Washington Post is reporting on how the Republicans are relaxing the ethics rules so that it would be harder to report ethics complaints against House representatives. Last month they changed the ethics rules so that their majority leader, Tom DeLay, could remain the majority leader even if indicted of accepting illegal campaign donations.
The ethics rules are, in part, designed to ensure the legislators are not unduly influenced by outsiders with which the legislators might have vested interests in. This is why state government officials and judges are supposed to recuse themselves when deciding on issues they have personal involvement in.
According to the Washington Post article the Clinton administration legislated that administration officials could not hold a lobbying position until five years after resigning from their administration position.

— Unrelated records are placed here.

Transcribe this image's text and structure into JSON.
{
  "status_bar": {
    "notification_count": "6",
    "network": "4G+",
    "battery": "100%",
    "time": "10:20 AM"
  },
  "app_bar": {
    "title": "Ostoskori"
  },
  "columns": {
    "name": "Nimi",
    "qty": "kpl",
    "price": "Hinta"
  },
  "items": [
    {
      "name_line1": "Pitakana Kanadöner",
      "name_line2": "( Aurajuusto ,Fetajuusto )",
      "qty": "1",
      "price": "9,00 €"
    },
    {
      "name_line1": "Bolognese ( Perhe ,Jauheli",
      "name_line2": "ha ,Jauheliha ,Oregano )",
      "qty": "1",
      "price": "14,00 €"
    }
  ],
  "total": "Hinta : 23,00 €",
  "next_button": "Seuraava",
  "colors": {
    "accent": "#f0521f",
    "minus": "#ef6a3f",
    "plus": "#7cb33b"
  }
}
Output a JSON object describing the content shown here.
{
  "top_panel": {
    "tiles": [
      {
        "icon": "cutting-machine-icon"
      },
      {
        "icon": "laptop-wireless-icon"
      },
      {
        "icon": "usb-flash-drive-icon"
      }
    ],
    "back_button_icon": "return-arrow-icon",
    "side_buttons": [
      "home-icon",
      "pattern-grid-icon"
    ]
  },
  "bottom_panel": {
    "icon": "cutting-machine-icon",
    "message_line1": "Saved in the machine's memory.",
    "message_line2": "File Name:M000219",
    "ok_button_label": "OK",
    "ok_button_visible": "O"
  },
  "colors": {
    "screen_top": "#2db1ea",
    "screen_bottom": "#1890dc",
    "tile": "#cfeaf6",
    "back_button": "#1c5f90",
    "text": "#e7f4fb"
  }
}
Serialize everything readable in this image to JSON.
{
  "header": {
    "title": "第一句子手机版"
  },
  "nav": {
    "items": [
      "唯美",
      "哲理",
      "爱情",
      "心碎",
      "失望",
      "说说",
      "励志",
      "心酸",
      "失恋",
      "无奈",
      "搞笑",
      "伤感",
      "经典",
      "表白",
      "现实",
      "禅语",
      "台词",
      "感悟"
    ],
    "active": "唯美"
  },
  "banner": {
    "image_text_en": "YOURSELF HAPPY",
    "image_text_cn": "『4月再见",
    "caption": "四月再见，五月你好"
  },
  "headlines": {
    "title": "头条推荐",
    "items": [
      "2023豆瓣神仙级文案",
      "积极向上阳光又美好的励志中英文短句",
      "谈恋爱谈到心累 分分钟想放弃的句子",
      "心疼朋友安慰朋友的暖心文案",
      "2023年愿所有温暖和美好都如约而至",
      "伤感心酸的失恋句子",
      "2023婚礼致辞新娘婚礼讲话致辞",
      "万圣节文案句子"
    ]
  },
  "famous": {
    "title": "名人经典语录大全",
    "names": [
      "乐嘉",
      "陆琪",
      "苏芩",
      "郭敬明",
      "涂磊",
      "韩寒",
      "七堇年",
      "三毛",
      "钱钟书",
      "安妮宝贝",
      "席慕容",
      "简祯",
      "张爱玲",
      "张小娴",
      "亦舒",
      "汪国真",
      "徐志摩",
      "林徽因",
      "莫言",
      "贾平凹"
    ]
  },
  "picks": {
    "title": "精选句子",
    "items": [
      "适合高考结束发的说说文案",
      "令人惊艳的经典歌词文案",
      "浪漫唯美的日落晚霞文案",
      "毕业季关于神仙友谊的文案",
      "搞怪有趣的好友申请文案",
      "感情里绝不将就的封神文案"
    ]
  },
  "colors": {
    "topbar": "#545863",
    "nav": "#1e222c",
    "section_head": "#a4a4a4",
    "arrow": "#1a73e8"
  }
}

Well, on his second term, just before his people started leaving the government, he overturned that law. How convenient.
The article outlines several high profile instances of vested interests, for example Bill Tauzin negotiating himself a lucrative lobbying position within the industry he was supposed to be regulating at the same time.
One has to wonder how these fine and upstanding politicians are supposed to reconcile relaxing ethics rules on themselves while trying to impose tougher penalties on questionable business practises in the insurance and financial services industry.
And they wonder why people are turned off by politics. It seems that they only have to look in the mirror. They’d see a person more interested in serving his/her own interests, increasingly often, at the expense of the interest of the people s/he is supposed to represent.